In a San Francisco Chronicle report, Denton Cinquegrana, the West Coast spots editor at Oil Price Information Service, called the surging fuel prices “a foregone conclusion,” and said how high the prices will go depends on how long it takes Chevron to repair the damage to the Richmond, Calif. facility — the third largest in the state — or for other refineries to increase oil production.
California’s environmental rules require a special blend of gasoline, says NPR, which means it can’t simply import gas from other states.
The 2,900-acre Richmond refinery produces 16 percent of the region’s daily gasoline supply, according to the Associated Press, which reports that the fire destroyed a unit that makes a cleaner-burning gasoline that meets air-quality laws in California, Oregon and Washington.
Friday’s $4 a gallon average gas price in California was 18 cents higher than a week earlier, when a gallon of regular gas cost $3.82, according to GasBuddy.com. The website showed prices rising across the US as well, with the average price of regular gasoline jumping from $3.59 a gallon Aug.3 to $3.66 a gallon on Aug.10.

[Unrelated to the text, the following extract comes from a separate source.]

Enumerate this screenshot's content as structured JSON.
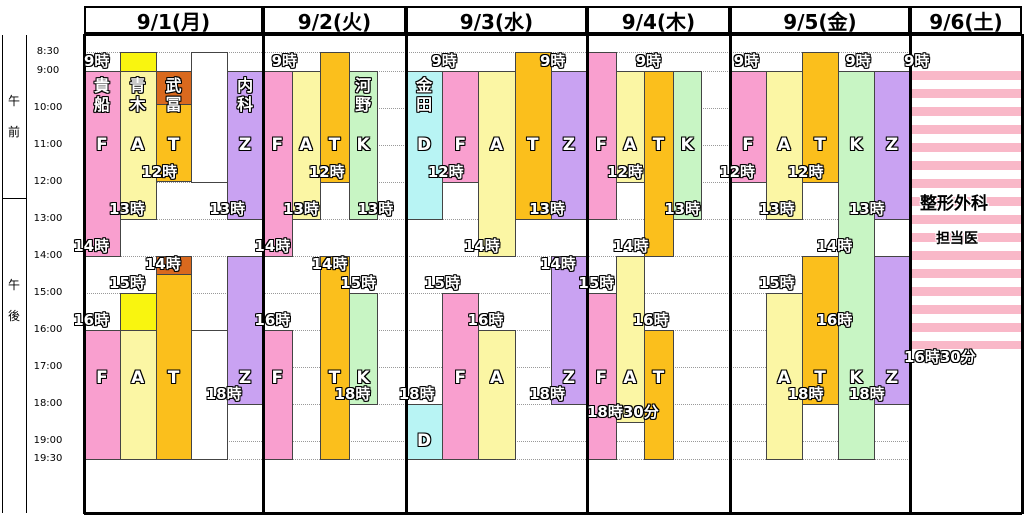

A Chevron spokesman told AP that several factors including rising crude and ethanol costs — not just the refinery fire — were pushing gas prices higher.
Chevron has yet to report on the severity of the damage, says the Los Angeles Times. The company must file a structural engineering report with the state’s Division of Occupational Safety and Health before it is allowed to inspect the tower where the fire began.
The newspaper also reports that Chevron hasn’t said how much fuel the undamaged parts of the refinery are producing. The plant can produce 243,000 barrels a day at its peak.
Chevon says a formal investigation to determine the fire’s cause is under way.